Overall, the study found that each of the six YouthTruth student experience scales (academic challenge, culture, engagement, relationships, belonging and peer collaboration, and college and career readiness) demonstrated evidence of concurrent and predictive validity with at least one outcome for one or more school levels. Scales for academic challenge, culture, and belonging and peer collaboration were associated with key academic and behavioral outcomes across all school levels (elementary, middle, and high school).
Where are they now?
YouthTruth has continued to leverage the feedback research in four primary ways:
- In conversations, presentations, and proposals to school systems or other prospective partners or funders: YouthTruth describes the research base, highlighting the concurrent and predictive validity study and summarizing the findings.
- At state and local conferences: YouthTruth presents the feedback research to lend additional credibility to the strength of its survey instruments and the relevance of this type of perception data to the student outcomes audiences care about.
- As part of follow-up advisory supports for schools: YouthTruth uses the research to help partners more deeply understand their student feedback and position them to act on the data.
- In research citations: In addition to its work with specific schools and districts, YouthTruth uses its national dataset — citing its own research — to examine aspects of the student experience, such as mental health. YouthTruth’s research is also regularly cited by other feedback research that uses YouthTruth data.
REDF
REDF invests in and incubates social enterprises that provide jobs, training, and support to people breaking through barriers to employment. Partnered with Research Triangle Institute (RTI), REDF conducted a perceptual feedback study to examine the relationship between workers’ perceptions of their employment social enterprise (ESE) and later employment outcomes.

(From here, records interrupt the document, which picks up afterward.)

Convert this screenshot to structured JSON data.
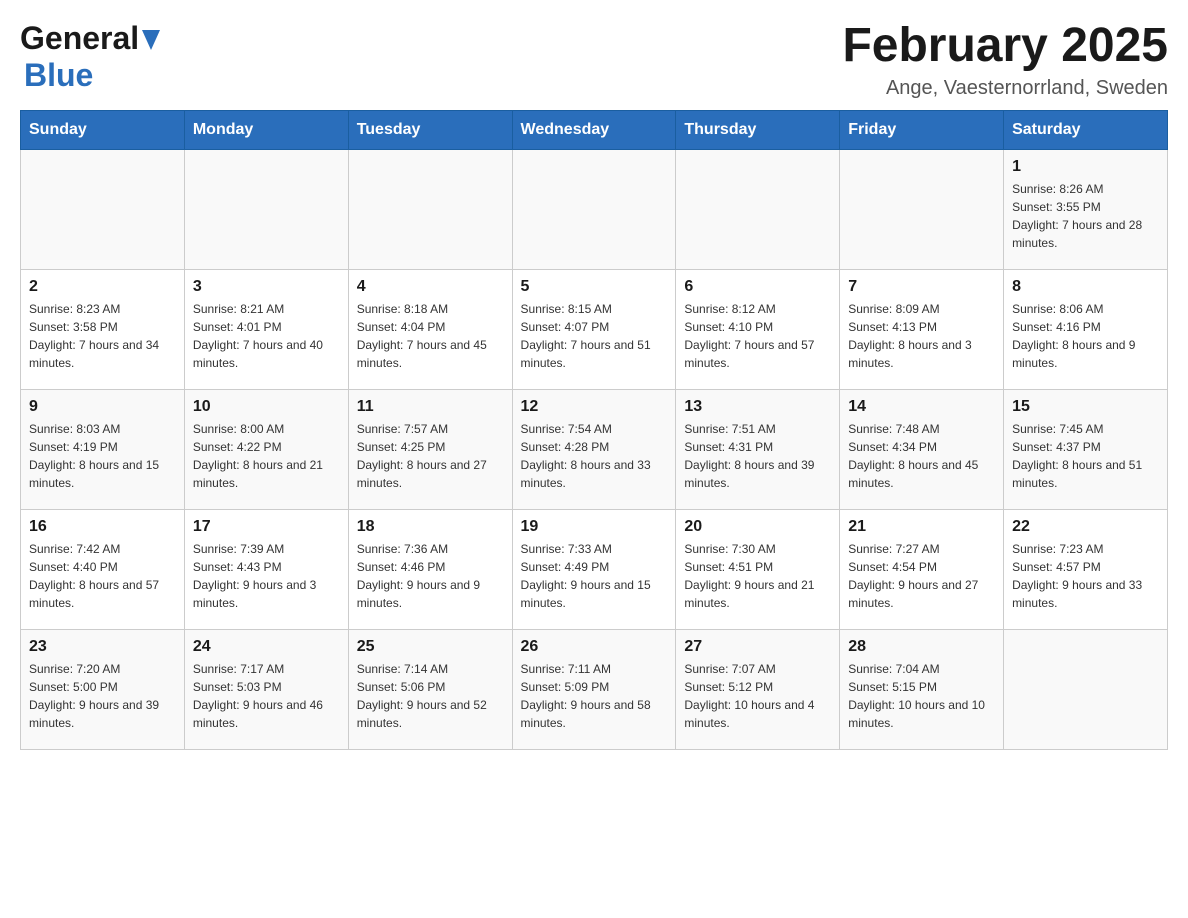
{
  "header": {
    "title": "February 2025",
    "subtitle": "Ange, Vaesternorrland, Sweden",
    "logo_general": "General",
    "logo_blue": "Blue"
  },
  "weekdays": [
    "Sunday",
    "Monday",
    "Tuesday",
    "Wednesday",
    "Thursday",
    "Friday",
    "Saturday"
  ],
  "weeks": [
    [
      {
        "day": "",
        "sunrise": "",
        "sunset": "",
        "daylight": ""
      },
      {
        "day": "",
        "sunrise": "",
        "sunset": "",
        "daylight": ""
      },
      {
        "day": "",
        "sunrise": "",
        "sunset": "",
        "daylight": ""
      },
      {
        "day": "",
        "sunrise": "",
        "sunset": "",
        "daylight": ""
      },
      {
        "day": "",
        "sunrise": "",
        "sunset": "",
        "daylight": ""
      },
      {
        "day": "",
        "sunrise": "",
        "sunset": "",
        "daylight": ""
      },
      {
        "day": "1",
        "sunrise": "Sunrise: 8:26 AM",
        "sunset": "Sunset: 3:55 PM",
        "daylight": "Daylight: 7 hours and 28 minutes."
      }
    ],
    [
      {
        "day": "2",
        "sunrise": "Sunrise: 8:23 AM",
        "sunset": "Sunset: 3:58 PM",
        "daylight": "Daylight: 7 hours and 34 minutes."
      },
      {
        "day": "3",
        "sunrise": "Sunrise: 8:21 AM",
        "sunset": "Sunset: 4:01 PM",
        "daylight": "Daylight: 7 hours and 40 minutes."
      },
      {
        "day": "4",
        "sunrise": "Sunrise: 8:18 AM",
        "sunset": "Sunset: 4:04 PM",
        "daylight": "Daylight: 7 hours and 45 minutes."
      },
      {
        "day": "5",
        "sunrise": "Sunrise: 8:15 AM",
        "sunset": "Sunset: 4:07 PM",
        "daylight": "Daylight: 7 hours and 51 minutes."
      },
      {
        "day": "6",
        "sunrise": "Sunrise: 8:12 AM",
        "sunset": "Sunset: 4:10 PM",
        "daylight": "Daylight: 7 hours and 57 minutes."
      },
      {
        "day": "7",
        "sunrise": "Sunrise: 8:09 AM",
        "sunset": "Sunset: 4:13 PM",
        "daylight": "Daylight: 8 hours and 3 minutes."
      },
      {
        "day": "8",
        "sunrise": "Sunrise: 8:06 AM",
        "sunset": "Sunset: 4:16 PM",
        "daylight": "Daylight: 8 hours and 9 minutes."
      }
    ],
    [
      {
        "day": "9",
        "sunrise": "Sunrise: 8:03 AM",
        "sunset": "Sunset: 4:19 PM",
        "daylight": "Daylight: 8 hours and 15 minutes."
      },
      {
        "day": "10",
        "sunrise": "Sunrise: 8:00 AM",
        "sunset": "Sunset: 4:22 PM",
        "daylight": "Daylight: 8 hours and 21 minutes."
      },
      {
        "day": "11",
        "sunrise": "Sunrise: 7:57 AM",
        "sunset": "Sunset: 4:25 PM",
        "daylight": "Daylight: 8 hours and 27 minutes."
      },
      {
        "day": "12",
        "sunrise": "Sunrise: 7:54 AM",
        "sunset": "Sunset: 4:28 PM",
        "daylight": "Daylight: 8 hours and 33 minutes."
      },
      {
        "day": "13",
        "sunrise": "Sunrise: 7:51 AM",
        "sunset": "Sunset: 4:31 PM",
        "daylight": "Daylight: 8 hours and 39 minutes."
      },
      {
        "day": "14",
        "sunrise": "Sunrise: 7:48 AM",
        "sunset": "Sunset: 4:34 PM",
        "daylight": "Daylight: 8 hours and 45 minutes."
      },
      {
        "day": "15",
        "sunrise": "Sunrise: 7:45 AM",
        "sunset": "Sunset: 4:37 PM",
        "daylight": "Daylight: 8 hours and 51 minutes."
      }
    ],
    [
      {
        "day": "16",
        "sunrise": "Sunrise: 7:42 AM",
        "sunset": "Sunset: 4:40 PM",
        "daylight": "Daylight: 8 hours and 57 minutes."
      },
      {
        "day": "17",
        "sunrise": "Sunrise: 7:39 AM",
        "sunset": "Sunset: 4:43 PM",
        "daylight": "Daylight: 9 hours and 3 minutes."
      },
      {
        "day": "18",
        "sunrise": "Sunrise: 7:36 AM",
        "sunset": "Sunset: 4:46 PM",
        "daylight": "Daylight: 9 hours and 9 minutes."
      },
      {
        "day": "19",
        "sunrise": "Sunrise: 7:33 AM",
        "sunset": "Sunset: 4:49 PM",
        "daylight": "Daylight: 9 hours and 15 minutes."
      },
      {
        "day": "20",
        "sunrise": "Sunrise: 7:30 AM",
        "sunset": "Sunset: 4:51 PM",
        "daylight": "Daylight: 9 hours and 21 minutes."
      },
      {
        "day": "21",
        "sunrise": "Sunrise: 7:27 AM",
        "sunset": "Sunset: 4:54 PM",
        "daylight": "Daylight: 9 hours and 27 minutes."
      },
      {
        "day": "22",
        "sunrise": "Sunrise: 7:23 AM",
        "sunset": "Sunset: 4:57 PM",
        "daylight": "Daylight: 9 hours and 33 minutes."
      }
    ],
    [
      {
        "day": "23",
        "sunrise": "Sunrise: 7:20 AM",
        "sunset": "Sunset: 5:00 PM",
        "daylight": "Daylight: 9 hours and 39 minutes."
      },
      {
        "day": "24",
        "sunrise": "Sunrise: 7:17 AM",
        "sunset": "Sunset: 5:03 PM",
        "daylight": "Daylight: 9 hours and 46 minutes."
      },
      {
        "day": "25",
        "sunrise": "Sunrise: 7:14 AM",
        "sunset": "Sunset: 5:06 PM",
        "daylight": "Daylight: 9 hours and 52 minutes."
      },
      {
        "day": "26",
        "sunrise": "Sunrise: 7:11 AM",
        "sunset": "Sunset: 5:09 PM",
        "daylight": "Daylight: 9 hours and 58 minutes."
      },
      {
        "day": "27",
        "sunrise": "Sunrise: 7:07 AM",
        "sunset": "Sunset: 5:12 PM",
        "daylight": "Daylight: 10 hours and 4 minutes."
      },
      {
        "day": "28",
        "sunrise": "Sunrise: 7:04 AM",
        "sunset": "Sunset: 5:15 PM",
        "daylight": "Daylight: 10 hours and 10 minutes."
      },
      {
        "day": "",
        "sunrise": "",
        "sunset": "",
        "daylight": ""
      }
    ]
  ]
}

Key findings include that employee satisfaction with the program and the staff predicts stronger positive outcomes, such as earning higher wages and stable employment after leaving the program.
Where are they now?
As an intermediary organization that provides technical assistance to organizations, one opportunity that REDF saw to continue to promote the practice of high-quality feedback was to provide support to a cohort of grantees to participate in the capacity-building program Listen4Good. And as REDF continues to consider how to incorporate listening best practices into their own offerings, its manager of learning and evidence, Yon Jimenez-Marcuso, has kept actively engaged in the feedback research process as a Feedback Labs’ Feedback Champion.